The mushrooms and toadstools, the logs in the wood that bore them: Why did God teach every rabbit and squirrel which of them were nutritive and which were venomous, so that a hare might pass two identical offerings before nibbling at a third that was, but for a faint tinge to a rib along its stalk or a blush across the velvet of its dome, perfectly the same? Why did God instruct beasts but allow men to ingest blindly and now and again writhe in tortures or die outright, unless a student of nature watched those rabbits first, sketched those tinged stalks and blushing domes, wrote and advised the cooks which mushrooms to avoid? Matthew Thatcher, in his first year at the hall, had drawn and written guides for the cooks and boys, so that all the baron’s people were, with much effort, brought up to the level of knowledge equal to that of a juvenile squirrel. God did not bother much for His humans. Or He expected men to do it for Him.

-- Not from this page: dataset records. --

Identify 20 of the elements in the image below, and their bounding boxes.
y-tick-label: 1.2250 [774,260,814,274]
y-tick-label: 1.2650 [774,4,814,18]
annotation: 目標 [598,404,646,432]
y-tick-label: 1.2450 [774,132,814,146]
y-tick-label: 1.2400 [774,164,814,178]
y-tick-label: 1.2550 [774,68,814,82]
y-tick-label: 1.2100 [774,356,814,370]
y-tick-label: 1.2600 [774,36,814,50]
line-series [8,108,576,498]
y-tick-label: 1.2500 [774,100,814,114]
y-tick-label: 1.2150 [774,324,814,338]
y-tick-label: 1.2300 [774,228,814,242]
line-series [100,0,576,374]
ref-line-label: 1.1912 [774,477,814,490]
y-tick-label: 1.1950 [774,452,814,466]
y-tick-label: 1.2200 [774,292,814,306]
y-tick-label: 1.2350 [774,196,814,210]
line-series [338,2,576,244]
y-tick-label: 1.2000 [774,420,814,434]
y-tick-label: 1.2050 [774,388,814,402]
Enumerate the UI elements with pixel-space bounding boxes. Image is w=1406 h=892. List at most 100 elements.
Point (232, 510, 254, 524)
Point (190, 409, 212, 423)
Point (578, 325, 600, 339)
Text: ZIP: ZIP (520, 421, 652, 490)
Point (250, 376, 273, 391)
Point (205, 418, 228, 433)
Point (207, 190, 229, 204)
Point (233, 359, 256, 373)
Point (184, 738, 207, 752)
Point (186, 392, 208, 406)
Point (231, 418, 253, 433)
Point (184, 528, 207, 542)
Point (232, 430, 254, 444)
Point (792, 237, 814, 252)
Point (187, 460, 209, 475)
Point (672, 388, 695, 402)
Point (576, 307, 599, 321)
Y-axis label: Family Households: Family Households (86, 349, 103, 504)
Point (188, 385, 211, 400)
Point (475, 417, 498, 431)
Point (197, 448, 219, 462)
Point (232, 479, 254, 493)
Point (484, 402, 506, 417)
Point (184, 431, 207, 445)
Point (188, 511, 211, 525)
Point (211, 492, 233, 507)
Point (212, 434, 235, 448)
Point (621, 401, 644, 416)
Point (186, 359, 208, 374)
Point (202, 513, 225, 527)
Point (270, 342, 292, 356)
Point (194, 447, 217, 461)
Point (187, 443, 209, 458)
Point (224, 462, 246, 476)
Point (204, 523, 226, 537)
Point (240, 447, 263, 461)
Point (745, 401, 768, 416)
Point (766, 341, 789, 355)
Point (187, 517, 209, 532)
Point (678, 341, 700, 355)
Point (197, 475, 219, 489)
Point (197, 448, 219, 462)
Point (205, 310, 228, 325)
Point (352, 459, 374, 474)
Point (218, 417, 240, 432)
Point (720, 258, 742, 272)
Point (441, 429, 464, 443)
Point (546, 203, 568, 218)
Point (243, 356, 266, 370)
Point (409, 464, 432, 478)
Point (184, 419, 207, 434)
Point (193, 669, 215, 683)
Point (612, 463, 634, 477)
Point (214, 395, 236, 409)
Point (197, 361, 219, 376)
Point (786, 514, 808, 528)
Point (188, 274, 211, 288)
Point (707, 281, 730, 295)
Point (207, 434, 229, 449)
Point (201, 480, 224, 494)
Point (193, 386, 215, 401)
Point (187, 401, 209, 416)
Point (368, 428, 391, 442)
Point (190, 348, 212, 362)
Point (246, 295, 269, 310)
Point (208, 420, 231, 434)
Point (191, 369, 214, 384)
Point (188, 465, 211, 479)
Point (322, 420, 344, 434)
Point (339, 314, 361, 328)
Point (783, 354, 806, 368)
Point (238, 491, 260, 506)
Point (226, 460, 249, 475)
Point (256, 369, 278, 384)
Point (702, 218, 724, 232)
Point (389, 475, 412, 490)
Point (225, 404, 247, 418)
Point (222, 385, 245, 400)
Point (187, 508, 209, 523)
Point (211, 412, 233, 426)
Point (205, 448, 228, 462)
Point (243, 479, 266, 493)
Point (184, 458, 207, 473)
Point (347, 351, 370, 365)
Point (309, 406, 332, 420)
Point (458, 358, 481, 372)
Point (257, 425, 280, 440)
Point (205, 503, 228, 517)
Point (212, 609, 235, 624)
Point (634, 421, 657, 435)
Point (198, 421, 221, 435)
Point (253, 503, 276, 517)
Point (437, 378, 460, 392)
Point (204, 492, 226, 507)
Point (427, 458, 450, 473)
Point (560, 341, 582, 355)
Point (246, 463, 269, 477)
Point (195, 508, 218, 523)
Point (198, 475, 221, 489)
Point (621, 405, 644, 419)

If one erred, then one died, and God looked to the healthy hare instead. And if one knew the secret laws of the forest but glanced away when gathering the mushrooms, forgot to pay heavenly attention, or if one drank strong drink before gathering them, or simply looked up and enjoyed the sky that God offered (and knew that one was gazing gratefully upon), and then pulled those deadly caps without checking their stalks and domes—

Or, Thatcher allowed himself to think further (or Satan caused him to think), what if one simply pretended not to know the difference, never to have learned it, and took the flesh of the blushing dome into his mouth and let fall away from this life all that he clung to with such effort and exhaustion? Thatcher might then avoid that cannon God had aimed against self-slaughter, as the man onstage had warned, and let go these memories and costumes, these lies and lost worlds, the child growing up without him, the wife, caressed and pressed by other hands, who’d long since forgotten him as he had fought to force her burning image from his own memory. He could simply eat the venomed mushrooms until sleep overtook him forever, and the smell of lemons would be the last scent he knew.

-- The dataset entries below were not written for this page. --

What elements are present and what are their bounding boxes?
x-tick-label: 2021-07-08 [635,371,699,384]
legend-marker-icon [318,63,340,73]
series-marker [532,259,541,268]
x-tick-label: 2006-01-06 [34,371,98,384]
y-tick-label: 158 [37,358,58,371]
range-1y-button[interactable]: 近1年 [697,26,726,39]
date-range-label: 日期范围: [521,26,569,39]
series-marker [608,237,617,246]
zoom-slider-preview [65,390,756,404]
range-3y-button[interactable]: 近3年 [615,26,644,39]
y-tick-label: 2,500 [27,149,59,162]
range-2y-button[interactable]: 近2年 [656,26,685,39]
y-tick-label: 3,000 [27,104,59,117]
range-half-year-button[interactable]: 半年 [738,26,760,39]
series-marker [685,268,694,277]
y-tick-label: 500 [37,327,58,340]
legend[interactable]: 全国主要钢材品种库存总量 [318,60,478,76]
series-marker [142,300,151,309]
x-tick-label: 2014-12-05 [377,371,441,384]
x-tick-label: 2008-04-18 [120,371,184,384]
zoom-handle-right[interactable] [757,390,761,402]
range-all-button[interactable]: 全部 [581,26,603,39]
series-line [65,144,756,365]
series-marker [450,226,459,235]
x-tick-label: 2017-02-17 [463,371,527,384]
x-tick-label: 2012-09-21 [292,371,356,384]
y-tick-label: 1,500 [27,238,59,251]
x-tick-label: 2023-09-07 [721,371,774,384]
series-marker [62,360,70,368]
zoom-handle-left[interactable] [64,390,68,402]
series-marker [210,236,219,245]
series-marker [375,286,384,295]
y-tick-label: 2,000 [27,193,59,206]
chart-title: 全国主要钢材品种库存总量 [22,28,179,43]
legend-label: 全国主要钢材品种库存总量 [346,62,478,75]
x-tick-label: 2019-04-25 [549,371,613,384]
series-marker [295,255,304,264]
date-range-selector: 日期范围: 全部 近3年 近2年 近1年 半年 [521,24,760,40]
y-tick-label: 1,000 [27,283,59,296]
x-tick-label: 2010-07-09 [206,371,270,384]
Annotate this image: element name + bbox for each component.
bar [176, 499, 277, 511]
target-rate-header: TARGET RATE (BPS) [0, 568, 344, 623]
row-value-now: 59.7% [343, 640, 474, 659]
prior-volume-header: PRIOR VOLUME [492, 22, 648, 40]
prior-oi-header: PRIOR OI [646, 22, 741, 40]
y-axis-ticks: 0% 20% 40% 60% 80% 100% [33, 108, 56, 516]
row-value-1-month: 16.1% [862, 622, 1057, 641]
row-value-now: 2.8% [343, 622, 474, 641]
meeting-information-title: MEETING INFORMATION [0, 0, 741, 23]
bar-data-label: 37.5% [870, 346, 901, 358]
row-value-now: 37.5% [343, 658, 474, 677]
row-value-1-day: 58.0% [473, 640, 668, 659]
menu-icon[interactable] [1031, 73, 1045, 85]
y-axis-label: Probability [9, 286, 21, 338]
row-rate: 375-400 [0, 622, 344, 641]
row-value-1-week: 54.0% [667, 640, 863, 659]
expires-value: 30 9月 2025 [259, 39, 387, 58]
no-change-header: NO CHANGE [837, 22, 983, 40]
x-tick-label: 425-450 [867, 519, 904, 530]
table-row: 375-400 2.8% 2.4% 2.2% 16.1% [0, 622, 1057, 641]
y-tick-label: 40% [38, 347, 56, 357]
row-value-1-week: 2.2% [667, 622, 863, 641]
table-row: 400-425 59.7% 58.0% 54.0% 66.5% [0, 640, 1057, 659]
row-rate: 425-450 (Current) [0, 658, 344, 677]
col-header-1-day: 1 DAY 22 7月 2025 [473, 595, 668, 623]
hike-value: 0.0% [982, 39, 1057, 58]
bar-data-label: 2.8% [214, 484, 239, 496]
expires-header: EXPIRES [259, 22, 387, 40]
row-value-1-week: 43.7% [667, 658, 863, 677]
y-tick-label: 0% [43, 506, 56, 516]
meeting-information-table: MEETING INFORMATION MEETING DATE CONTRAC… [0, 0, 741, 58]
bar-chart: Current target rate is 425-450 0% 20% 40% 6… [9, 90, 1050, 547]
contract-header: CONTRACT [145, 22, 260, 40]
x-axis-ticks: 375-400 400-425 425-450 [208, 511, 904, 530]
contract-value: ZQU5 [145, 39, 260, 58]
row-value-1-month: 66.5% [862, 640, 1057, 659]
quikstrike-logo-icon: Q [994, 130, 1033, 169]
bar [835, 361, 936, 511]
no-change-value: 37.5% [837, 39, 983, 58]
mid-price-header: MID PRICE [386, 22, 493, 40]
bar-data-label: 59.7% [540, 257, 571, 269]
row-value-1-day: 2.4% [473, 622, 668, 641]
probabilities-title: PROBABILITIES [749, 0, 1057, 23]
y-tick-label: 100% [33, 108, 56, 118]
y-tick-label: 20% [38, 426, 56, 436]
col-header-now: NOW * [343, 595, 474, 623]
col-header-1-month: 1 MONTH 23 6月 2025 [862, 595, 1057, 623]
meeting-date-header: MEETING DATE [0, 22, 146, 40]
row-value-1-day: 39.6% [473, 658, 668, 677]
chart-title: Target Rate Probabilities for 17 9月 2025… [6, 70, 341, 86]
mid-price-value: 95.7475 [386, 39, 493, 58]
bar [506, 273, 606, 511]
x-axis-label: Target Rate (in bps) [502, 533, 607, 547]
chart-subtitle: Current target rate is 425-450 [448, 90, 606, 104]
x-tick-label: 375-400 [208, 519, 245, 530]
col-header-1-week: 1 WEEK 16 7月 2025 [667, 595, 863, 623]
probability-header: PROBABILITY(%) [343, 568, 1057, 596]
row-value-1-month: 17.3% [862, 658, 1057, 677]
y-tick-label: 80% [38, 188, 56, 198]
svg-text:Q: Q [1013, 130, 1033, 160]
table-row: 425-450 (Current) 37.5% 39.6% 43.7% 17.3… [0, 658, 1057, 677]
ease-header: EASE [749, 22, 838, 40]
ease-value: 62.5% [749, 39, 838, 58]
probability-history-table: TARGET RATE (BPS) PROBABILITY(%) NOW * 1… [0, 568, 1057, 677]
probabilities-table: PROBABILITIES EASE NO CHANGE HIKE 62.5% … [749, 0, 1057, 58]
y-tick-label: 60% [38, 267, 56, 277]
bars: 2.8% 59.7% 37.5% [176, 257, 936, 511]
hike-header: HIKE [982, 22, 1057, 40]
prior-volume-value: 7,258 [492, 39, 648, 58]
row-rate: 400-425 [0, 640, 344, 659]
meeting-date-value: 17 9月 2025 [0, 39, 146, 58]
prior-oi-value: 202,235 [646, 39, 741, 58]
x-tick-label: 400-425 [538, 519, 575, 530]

What god would care? The god of squirrels and rabbits? The god who secreted his venom here but not there? Why can I not eat as if I were a hare too old to care any longer, or a boy who had never bothered to ask the necessary questions, and then I could let drop, like so many heavy bags, all the years lost, all the pork and wine consumed under all those suspicious eyes all those years, the brutally heavy years dragging behind me, until I am there again, in the garden atop the hill, the scent of fig blossoms and lemon and the swaying blue below as bright and transparent as all the domed blue above, all of which persists, despite my efforts.

I have not used God’s proper name. God’s name could not matter, not truly. Why would He care what I call Him? Does He not know my real heart always, whatever my lips say? The Jews will not say any name, will not write it, but they do not forget it. And if they did? Still they fear and love and worship Him, even if none could recall the word they’ve been taught never to utter. When they washed me Christian, they asked me to forget the true name of God. And so I have never said it since, not in front of others, and have not for many years even heard it in my head. I cannot recall the last time I heard His name within my quiet mind. But did I forget it?

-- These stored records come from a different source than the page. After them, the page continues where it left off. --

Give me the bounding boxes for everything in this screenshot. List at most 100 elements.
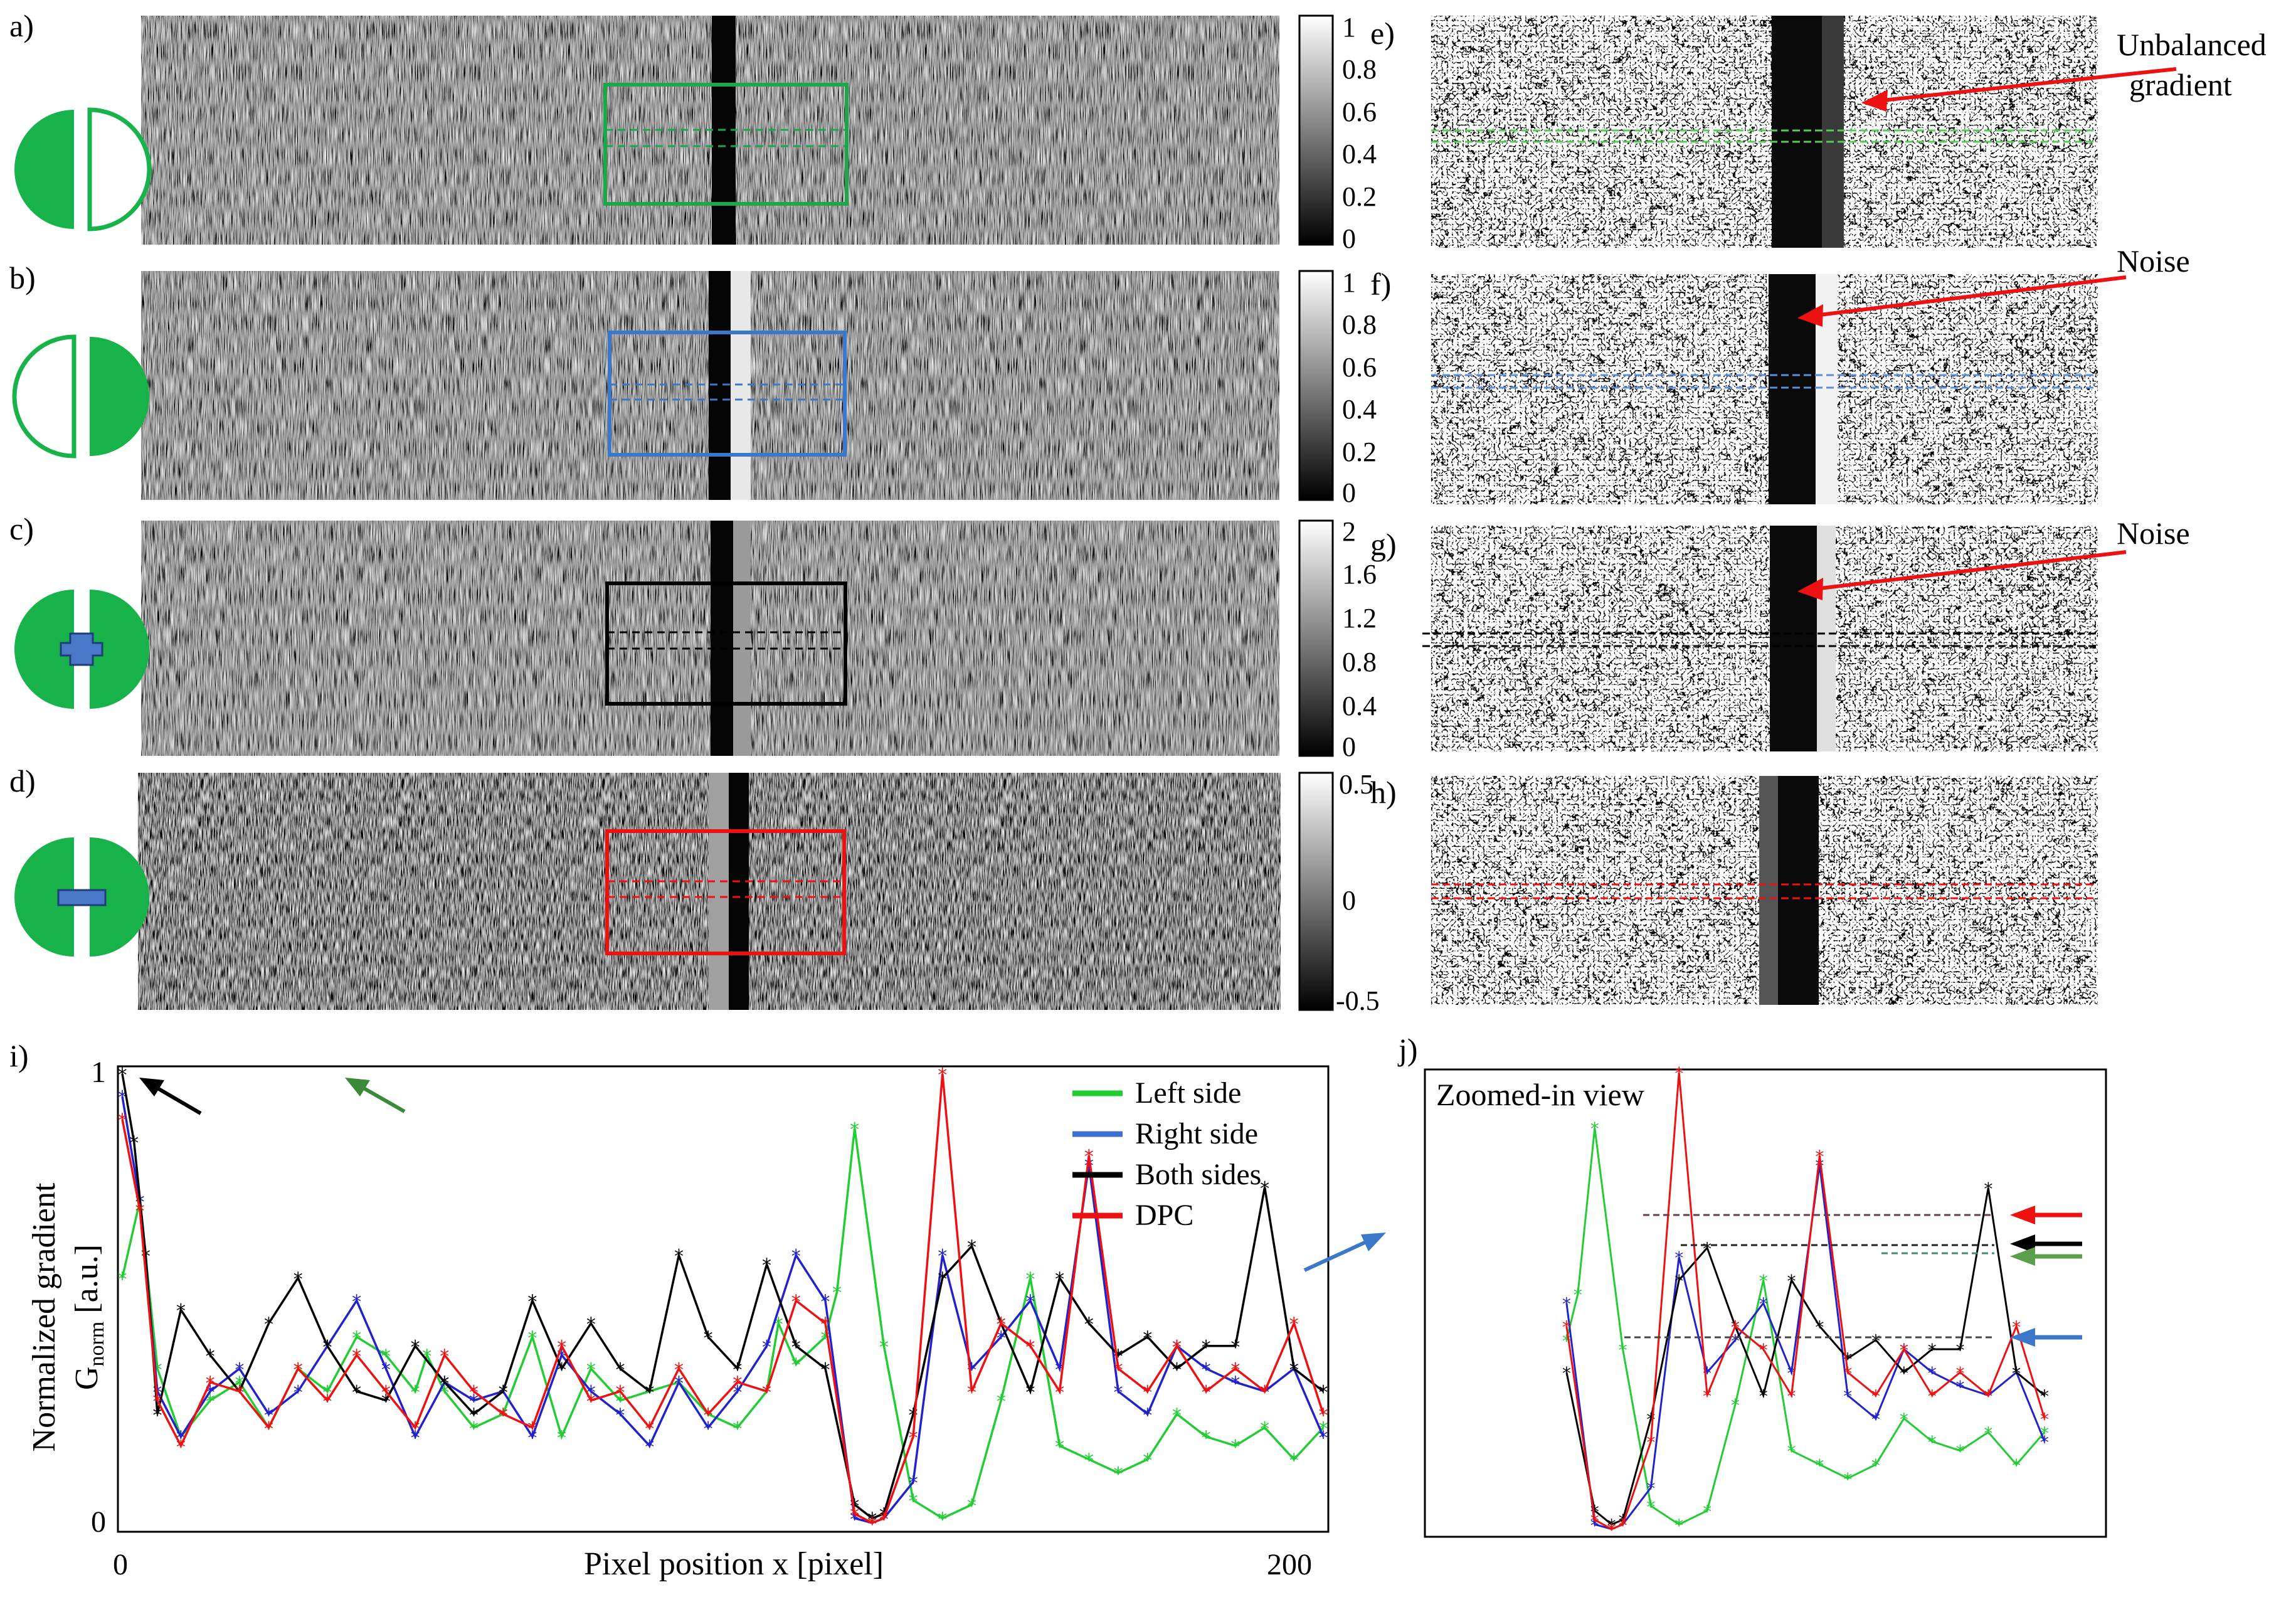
zoom-data-point-marker: *: [1956, 1363, 1965, 1384]
data-point-marker: *: [176, 1300, 186, 1322]
data-point-marker: *: [206, 1373, 215, 1395]
data-point-marker: *: [1202, 1382, 1211, 1404]
roi-box-a: [603, 83, 849, 206]
level-arrow-dpc-head: [2010, 1206, 2035, 1224]
data-point-marker: *: [1025, 1382, 1035, 1404]
zoom-data-point-marker: *: [1562, 1363, 1571, 1384]
half-disk-filled-icon: [90, 590, 149, 709]
data-point-marker: *: [440, 1345, 449, 1367]
data-point-marker: *: [704, 1404, 713, 1426]
zoom-data-point-marker: *: [1984, 1423, 1992, 1443]
data-point-marker: *: [867, 1514, 877, 1536]
roi-box-b: [608, 331, 847, 457]
data-point-marker: *: [645, 1436, 654, 1458]
chart-i-series-group: * * * * * * * * * * * * * * * * * * * * * * * * * * * * * * * * * * * * * * * *…: [118, 1064, 1328, 1536]
data-point-marker: *: [850, 1504, 859, 1526]
chart-i-ylabel-line1: Normalized gradient: [26, 1182, 62, 1451]
data-point-marker: *: [1260, 1418, 1269, 1440]
panel-labels: a) b) c) d) e) f) g) h) i) j): [9, 8, 1418, 1073]
green-pointer-arrow-head: [345, 1078, 370, 1096]
zoom-data-point-marker: *: [1607, 1520, 1616, 1541]
half-disk-filled-icon: [14, 590, 74, 709]
zoom-e-dark-band: [1772, 16, 1822, 248]
series-line-right-side: [121, 1096, 1325, 1524]
chart-i-frame: [117, 1065, 1330, 1533]
zoom-data-point-marker: *: [1928, 1386, 1937, 1407]
chart-i-ytick-0: 0: [91, 1505, 106, 1539]
data-point-marker: *: [1055, 1436, 1064, 1458]
data-point-marker: *: [733, 1382, 742, 1404]
data-point-marker: *: [499, 1382, 508, 1404]
data-point-marker: *: [997, 1327, 1006, 1349]
level-arrow-right-head: [2010, 1328, 2035, 1347]
data-point-marker: *: [1319, 1418, 1328, 1440]
colorbar-c-tick: 2: [1342, 516, 1356, 547]
data-point-marker: *: [1143, 1327, 1152, 1349]
colorbar-b-tick: 0.4: [1342, 394, 1377, 425]
data-point-marker: *: [1289, 1314, 1299, 1336]
panel-label-h: h): [1370, 775, 1397, 810]
data-point-marker: *: [1202, 1427, 1211, 1449]
colorbar-d-gradient: [1298, 772, 1334, 1011]
data-point-marker: *: [411, 1382, 420, 1404]
zoom-data-point-marker: *: [1674, 1063, 1683, 1084]
zoom-data-point-marker: *: [1646, 1478, 1655, 1499]
data-point-marker: *: [469, 1382, 479, 1404]
zoom-data-point-marker: *: [1928, 1340, 1937, 1361]
data-point-marker: *: [469, 1418, 479, 1440]
zoom-h-grey-band: [1759, 776, 1778, 1005]
data-point-marker: *: [129, 1132, 139, 1154]
icon-both-sides: [14, 590, 149, 709]
noise-f-arrow-line: [1819, 275, 2127, 317]
data-point-marker: *: [938, 1246, 947, 1268]
data-point-marker: *: [645, 1382, 654, 1404]
colorbar-a-tick: 0.2: [1342, 181, 1377, 212]
data-point-marker: *: [1202, 1337, 1211, 1359]
data-point-marker: *: [352, 1327, 361, 1349]
zoom-e-grey-band: [1822, 16, 1844, 248]
zoom-data-point-marker: *: [1619, 1515, 1627, 1536]
half-disk-outline-icon: [12, 334, 77, 459]
data-point-marker: *: [791, 1292, 801, 1313]
zoom-image-f: [1431, 274, 2098, 504]
data-point-marker: *: [967, 1495, 976, 1517]
colorbar-b-tick: 0.8: [1342, 309, 1377, 340]
legend-label-both: Both sides: [1135, 1158, 1261, 1191]
colorbar-b-gradient: [1298, 270, 1334, 501]
data-point-marker: *: [1319, 1382, 1328, 1404]
colorbar-c-tick: 0: [1342, 731, 1356, 762]
panel-f: [1431, 274, 2098, 504]
black-pointer-arrow-line: [154, 1085, 202, 1115]
colorbar-a: 1 0.8 0.6 0.4 0.2 0: [1298, 12, 1377, 254]
data-point-marker: *: [411, 1427, 420, 1449]
data-point-marker: *: [704, 1327, 713, 1349]
data-point-marker: *: [1055, 1382, 1064, 1404]
zoom-data-point-marker: *: [1956, 1377, 1965, 1398]
data-point-marker: *: [1114, 1463, 1123, 1485]
data-point-marker: *: [909, 1427, 918, 1449]
data-point-marker: *: [762, 1337, 771, 1359]
chart-i-ylabel: Normalized gradient Gnorm [a.u.]: [26, 1182, 108, 1451]
data-point-marker: *: [733, 1418, 742, 1440]
data-point-marker: *: [586, 1314, 596, 1336]
zoom-g-dark-band: [1770, 526, 1817, 751]
data-point-marker: *: [1230, 1337, 1240, 1359]
chart-j-frame: [1424, 1068, 2107, 1538]
zoom-data-point-marker: *: [1956, 1340, 1965, 1361]
chart-i-ylabel-sub: norm: [85, 1322, 108, 1367]
zoom-pointer-arrow-head: [1361, 1233, 1386, 1251]
data-point-marker: *: [118, 1268, 127, 1290]
data-point-marker: *: [176, 1427, 186, 1449]
data-point-marker: *: [1025, 1268, 1035, 1290]
zoom-data-point-marker: *: [1787, 1441, 1796, 1462]
series-line-both-sides: [121, 1073, 1325, 1520]
data-point-marker: *: [1114, 1359, 1123, 1381]
zoom-image-g: [1431, 526, 2098, 751]
chart-i-ylabel-gap: [69, 1313, 105, 1322]
annotations: Unbalanced gradient Noise Noise: [1797, 27, 2267, 600]
chart-i-ytick-1: 1: [91, 1056, 106, 1089]
data-point-marker: *: [294, 1382, 303, 1404]
data-point-marker: *: [586, 1359, 596, 1381]
colorbar-b: 1 0.8 0.6 0.4 0.2 0: [1298, 267, 1377, 508]
data-point-marker: *: [879, 1337, 889, 1359]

Atop the hill, above the sea, there is a house with a tree with fruit. The boy, whose name I will not think or say, loves that fruit. The fruit has a name, but I will not— She, the boy’s mother, who gave the boy to me, the mother of the boy whose name I will not think, she said it was a good place for a tree like that, with the round fruit that should not be thought of, since it was gone and therefore should be forgotten.

The boy, the boy’s mother, the roots and leaves, the round fruit. I knew their names but would not say them and cause myself pain, because I am a coward. He knows my real heart, and He deems me damnable.

Those mushrooms, each with a name, each with their God-given taste and purpose, and some might end all this.